8 weeks to become a software dev in Vancouver...? Sure. - zallen
http://www.vancitybuzz.com/2014/01/12-reasons-to-join-vancouvers-tech-revolution-in-2014/
8 weeks! Also, Vancouver salaries suck.
======
zallen
Found this sneaky advertorial for CodeCore Bootcamp, which promises to make
you a software developer in only 8 weeks! 8 weeks! Sos that you can access
fabulous jobs in Vancouver for the exceptionally high average salary of $50k a
year! FIFTY K, PEOPLE.

Amusing rebuttal here (more about Vancouver than the 8 weeks aspect):
[http://blog.deliciousjuice.com/2014/01/07/12-reasons/](http://blog.deliciousjuice.com/2014/01/07/12-reasons/)

So. 8 weeks? To make a software dev? A Hootsuite intern, perhaps...

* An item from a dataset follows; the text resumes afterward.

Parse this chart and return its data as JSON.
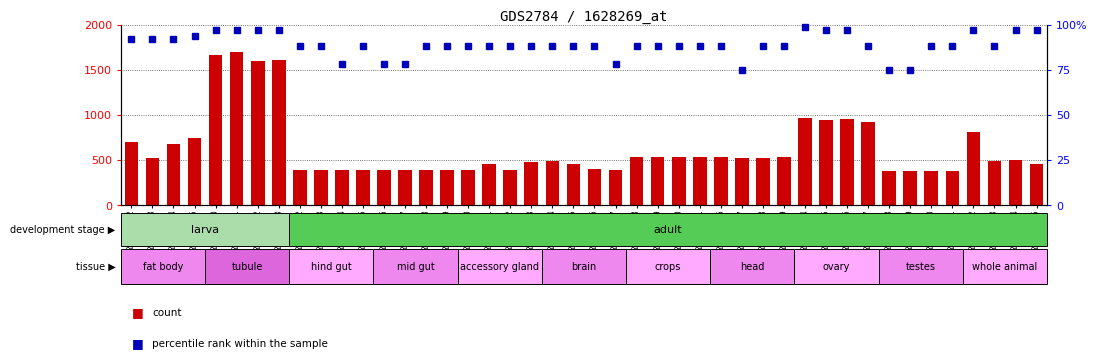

I'd argue that it takes several years to develop a problem-solving toolkit,
best-practices, and just enough fundamental theory to be a half-decent
developer with both breadth and depth enough to write non-embarrassing,
maintainable code without needing tonnes of support, feedback (which is always
helpful, but particularly essential in early days), and nights spent falling
asleep with K&R on your face. Whether that's in school or out, getting
employable takes time: time spent doing code, and thinking about it, and
talking about it. I feel like these CodeGuru guys are being misleading at
best, and that article reads to me almost like satire.